Les films ultra-larges impliquant d’énormes effets visuels sont rarement réalisés car, historiquement, l’anamorphose est beaucoup plus difficile à gérer. A l’époque de « Jurassic Park » Steven Spielberg avait tourné anamorphique (sur « Hook ») avec le même directeur photo (Dean Cundey). Mais il n’a pas pu le faire sur « Jurassic Park » parce que l’équipe des effets visuels, utilisant des images générées par ordinateur alors à la pointe de la technologie, lui a dit que le filmer à plat serait plus facile.
« ILM est vraiment venu à la fête et a adopté la façon dont Gareth voulait le tourner dans le format sur lequel il voulait le tourner, et respectait de tout cœur sa vision de réalisateur », a déclaré Fraser. « Ils ont pris des pratiques de travail peu orthodoxes, des séquences peu orthodoxes et une histoire peu orthodoxe, et ils ont couru avec et ont créé certains des meilleurs effets visuels que j’ai jamais vus. »
« Je veux dire que 75 à 80 % du film est tourné avec le même objectif », a déclaré Cooper. Le problème lorsque vous photographiez en anamorphique est que la distorsion du barillet de l’objectif est assez importante et qu’il est difficile de la transformer en une image plate pour ajouter votre CG. En réduisant le nombre de lentilles, il a simplifié ce processus pour nous », a déclaré Cooper.
Puisque tout a été conçu après coup, l’image large a influencé l’apparence des vaisseaux spatiaux et des stations spatiales. « Nous avons fait des choix en termes de forme de différentes choses en fonction de ce rapport hauteur/largeur », a déclaré Cooper. Le NOMAD, la terrifiante station spatiale du destin, par exemple, est « plus long et plus trapu » qu’il ne l’aurait été si le film avait été tourné plus haut ou plus plat.

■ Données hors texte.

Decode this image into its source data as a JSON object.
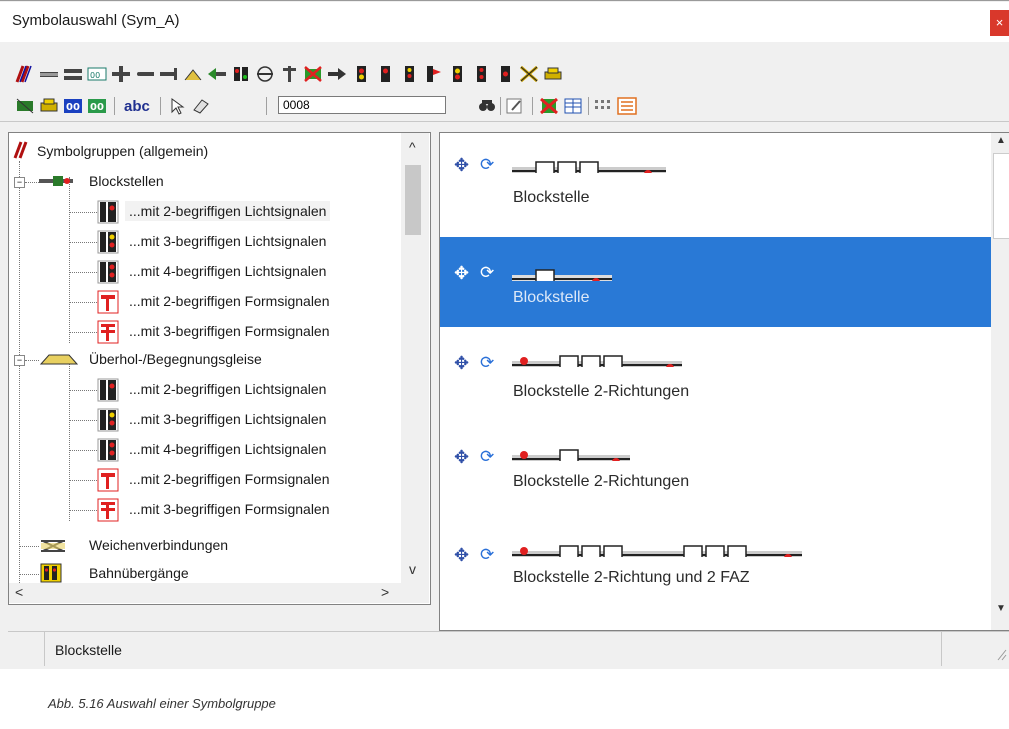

Alors que « Rogue One » voyait Edwards entrer dans le bac à sable de George Lucas, « The Creator » retrouve le cinéaste revenant aux racines de Lucas – retravaillant ce qui est possible dans le domaine du cinéma. La question est maintenant de savoir qui suivra les traces d’Edwards et s’il a simplement lancé sournoisement une nouvelle ère de cinéma à succès.